In his book, “The World Is Flat” author Thomas L. Friedman pointed out the irony of Wal-Mart associates not making enough to be self-sufficient, when the chain’s founder, Sam Walton, was an American symbol of self-sufficiency.

This irony was not lost on Wal-Mart’s CEO H. Lee Scott, Jr., who said the chain has to recognize its obligation to society, as well as to its customer. In fact, Scott worried that if we continue to lose manufacturing jobs in the U.S., “one day we’ll all be selling hamburgers to each other.”

None of us want a future limited to jobs where we wear a smock, or sell fast food. We’re citizens first–not just consumers. “Some people do not shop at big box stores,” Snyder said, “as a protest against economic injustice.”

But not all big box stores are alike. Costco is practically the anti Wal-Mart. Costco pays its workers a living wage and furnishes health insurance to 96 percent of its workforce.
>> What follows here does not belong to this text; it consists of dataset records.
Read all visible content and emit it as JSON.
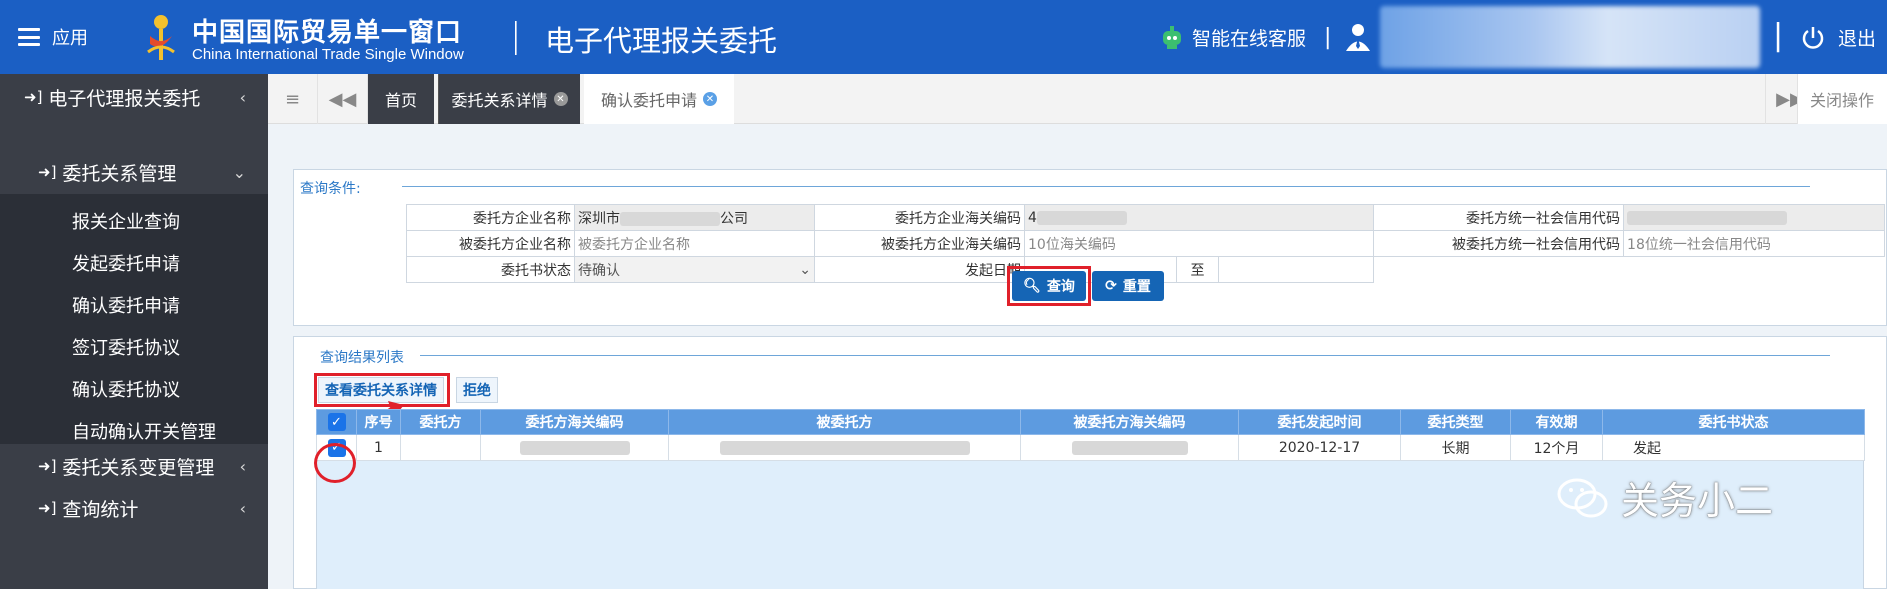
{
  "header": {
    "menu_label": "应用",
    "logo_cn": "中国国际贸易单一窗口",
    "logo_en": "China International Trade Single Window",
    "separator": "|",
    "system_title": "电子代理报关委托",
    "customer_service": "智能在线客服",
    "pipe": "|",
    "logout": "退出"
  },
  "sidebar": {
    "top_item": "电子代理报关委托",
    "group1": "委托关系管理",
    "leaves": [
      "报关企业查询",
      "发起委托申请",
      "确认委托申请",
      "签订委托协议",
      "确认委托协议",
      "自动确认开关管理"
    ],
    "group2": "委托关系变更管理",
    "group3": "查询统计"
  },
  "tabs": {
    "home": "首页",
    "tab1": "委托关系详情",
    "tab2": "确认委托申请",
    "close_ops": "关闭操作"
  },
  "query": {
    "legend": "查询条件:",
    "labels": {
      "client_name": "委托方企业名称",
      "client_code": "委托方企业海关编码",
      "client_credit": "委托方统一社会信用代码",
      "agent_name": "被委托方企业名称",
      "agent_code": "被委托方企业海关编码",
      "agent_credit": "被委托方统一社会信用代码",
      "status": "委托书状态",
      "date": "发起日期",
      "to": "至"
    },
    "values": {
      "client_name_pre": "深圳市",
      "client_name_post": "公司",
      "client_code_pre": "4"
    },
    "placeholders": {
      "agent_name": "被委托方企业名称",
      "agent_code": "10位海关编码",
      "agent_credit": "18位统一社会信用代码"
    },
    "status_value": "待确认",
    "search_btn": "查询",
    "reset_btn": "重置"
  },
  "results": {
    "legend": "查询结果列表",
    "view_detail_btn": "查看委托关系详情",
    "reject_btn": "拒绝",
    "columns": [
      "序号",
      "委托方",
      "委托方海关编码",
      "被委托方",
      "被委托方海关编码",
      "委托发起时间",
      "委托类型",
      "有效期",
      "委托书状态"
    ],
    "rows": [
      {
        "index": "1",
        "start_time": "2020-12-17",
        "type": "长期",
        "validity": "12个月",
        "status": "发起"
      }
    ]
  },
  "watermark": "关务小二",
  "colors": {
    "header_bg": "#1b5fc4",
    "sidebar_bg": "#3a3e47",
    "table_header": "#5d9be0",
    "button_blue": "#1565b5",
    "highlight_red": "#e0202a"
  }
}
As a result, Costco has a more stable, self-sufficient workforce and its profit margin is half that of Wal-Mart’s.

Costco fits more of the Henry Ford model of management. The car manufacturer paid his workers enough money to afford a Ford. Thus, he created an upwardly mobile customer base. Downward mobility seems to be the Wal-Mart model. Their presence tends to drive down wages in a community.

What does this all mean for Forest Park? Well, I heard one of our politicians say we should attract more big-box stores to Roosevelt Road. If so, they should be stores that pay their workers a living wage. Because the so-called bargains we enjoy come with some heavy hidden costs.